Pembroke College, Cambridge, UK.
Department of Chemical Engineering and Biotechnology, University of Cambridge, Cambridge, UK.
Bioprocess Biosyst Eng. 2019 Apr;42(4):657-663. doi: 10.1007/s00449-018-02059-5. Epub 2019 Jan 8.
The biologics sector has amassed a wealth of data in the past three decades, in line with the bioprocess development and manufacturing guidelines, and analysis of these data with precision is expected to reveal behavioural patterns in cell populations that can be used for making predictions on how future culture processes might behave. The historical bioprocessing data likely comprise experiments conducted using different cell lines, to produce different products and may be years apart; the situation causing inter-batch variability and missing data points to human- and instrument-associated technical oversights. These unavoidable complications necessitate the introduction of a pre-processing step prior to data mining. This study investigated the efficiency of mean imputation and multivariate regression for filling in the missing information in historical bio-manufacturing datasets, and evaluated their performance by symbolic regression models and Bayesian non-parametric models in subsequent data processing. Mean substitution was shown to be a simple and efficient imputation method for relatively smooth, non-dynamical datasets, and regression imputation was effective whilst maintaining the existing standard deviation and shape of the distribution in dynamical datasets with less than 30% missing data. The nature of the missing information, whether Missing Completely At Random, Missing At Random or Missing Not At Random, emerged as the key feature for selecting the imputation method.
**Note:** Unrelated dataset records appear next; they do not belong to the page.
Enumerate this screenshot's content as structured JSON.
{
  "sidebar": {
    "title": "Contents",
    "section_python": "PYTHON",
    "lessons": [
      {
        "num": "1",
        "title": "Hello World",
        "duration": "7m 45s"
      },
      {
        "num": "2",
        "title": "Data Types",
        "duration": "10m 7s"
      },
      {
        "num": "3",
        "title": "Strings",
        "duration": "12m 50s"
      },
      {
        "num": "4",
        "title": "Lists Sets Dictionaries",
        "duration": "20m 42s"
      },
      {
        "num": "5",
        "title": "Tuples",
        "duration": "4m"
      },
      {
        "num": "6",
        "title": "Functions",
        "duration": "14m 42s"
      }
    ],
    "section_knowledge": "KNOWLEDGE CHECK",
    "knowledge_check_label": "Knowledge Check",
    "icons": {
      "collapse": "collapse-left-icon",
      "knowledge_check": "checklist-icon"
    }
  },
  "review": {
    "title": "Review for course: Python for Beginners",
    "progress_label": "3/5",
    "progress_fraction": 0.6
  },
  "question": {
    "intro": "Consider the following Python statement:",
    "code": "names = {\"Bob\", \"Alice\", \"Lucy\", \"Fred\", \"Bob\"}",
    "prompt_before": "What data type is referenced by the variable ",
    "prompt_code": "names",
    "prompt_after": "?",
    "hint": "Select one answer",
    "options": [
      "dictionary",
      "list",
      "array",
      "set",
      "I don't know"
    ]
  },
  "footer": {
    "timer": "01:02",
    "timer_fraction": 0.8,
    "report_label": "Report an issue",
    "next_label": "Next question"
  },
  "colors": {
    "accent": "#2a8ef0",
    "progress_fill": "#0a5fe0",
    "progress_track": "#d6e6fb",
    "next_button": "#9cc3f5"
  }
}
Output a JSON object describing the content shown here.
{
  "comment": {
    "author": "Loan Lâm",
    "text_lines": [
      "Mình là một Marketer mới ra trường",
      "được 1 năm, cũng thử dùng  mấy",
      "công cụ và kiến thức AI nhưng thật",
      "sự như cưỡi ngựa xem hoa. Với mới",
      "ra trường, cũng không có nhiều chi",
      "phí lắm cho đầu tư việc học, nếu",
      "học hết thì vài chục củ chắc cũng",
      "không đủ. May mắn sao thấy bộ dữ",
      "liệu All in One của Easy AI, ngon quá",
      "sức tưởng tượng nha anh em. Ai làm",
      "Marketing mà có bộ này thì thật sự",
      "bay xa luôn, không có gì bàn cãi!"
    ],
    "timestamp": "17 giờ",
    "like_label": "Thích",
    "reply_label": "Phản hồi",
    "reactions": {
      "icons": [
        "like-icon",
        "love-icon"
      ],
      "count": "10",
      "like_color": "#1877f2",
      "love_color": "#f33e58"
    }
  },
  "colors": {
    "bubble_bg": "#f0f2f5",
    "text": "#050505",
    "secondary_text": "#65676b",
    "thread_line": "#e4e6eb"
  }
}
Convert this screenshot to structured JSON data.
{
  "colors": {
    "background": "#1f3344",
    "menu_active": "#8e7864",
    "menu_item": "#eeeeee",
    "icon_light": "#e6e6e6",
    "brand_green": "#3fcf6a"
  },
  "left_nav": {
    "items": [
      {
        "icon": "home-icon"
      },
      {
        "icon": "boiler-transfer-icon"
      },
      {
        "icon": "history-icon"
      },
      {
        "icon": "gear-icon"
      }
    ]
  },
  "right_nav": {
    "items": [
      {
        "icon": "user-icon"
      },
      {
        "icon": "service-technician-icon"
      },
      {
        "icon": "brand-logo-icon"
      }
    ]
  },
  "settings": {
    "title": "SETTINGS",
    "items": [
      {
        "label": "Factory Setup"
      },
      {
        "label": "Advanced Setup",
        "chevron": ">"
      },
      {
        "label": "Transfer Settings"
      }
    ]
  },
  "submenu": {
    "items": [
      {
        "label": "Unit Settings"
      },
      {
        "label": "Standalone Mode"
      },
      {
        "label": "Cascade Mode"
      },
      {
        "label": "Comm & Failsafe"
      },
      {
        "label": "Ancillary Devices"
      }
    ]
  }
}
生物制品领域在过去三十年中积累了大量数据,这些数据符合生物工艺开发和制造指南,对这些数据进行精确分析有望揭示细胞群体中的行为模式,可用于预测未来的培养工艺可能如何表现。这些历史生物处理数据可能包含使用不同细胞系进行的实验,以生产不同的产品,并且可能相隔数年;这种情况导致批次间的可变性和数据点缺失,这是人为和仪器相关技术疏忽造成的。这些不可避免的复杂性需要在数据挖掘之前引入预处理步骤。本研究调查了均值插补和多元回归在填补历史生物制造数据集缺失信息方面的效率,并通过符号回归模型和贝叶斯非参数模型在后续数据处理中评估了它们的性能。均值替代被证明是一种相对平滑、非动态数据集的简单高效插补方法,而回归插补在保持分布的现有标准差和形状方面是有效的,对于缺失数据少于 30%的动态数据集也是如此。缺失信息的性质,无论是完全随机缺失、随机缺失还是非随机缺失,成为选择插补方法的关键特征。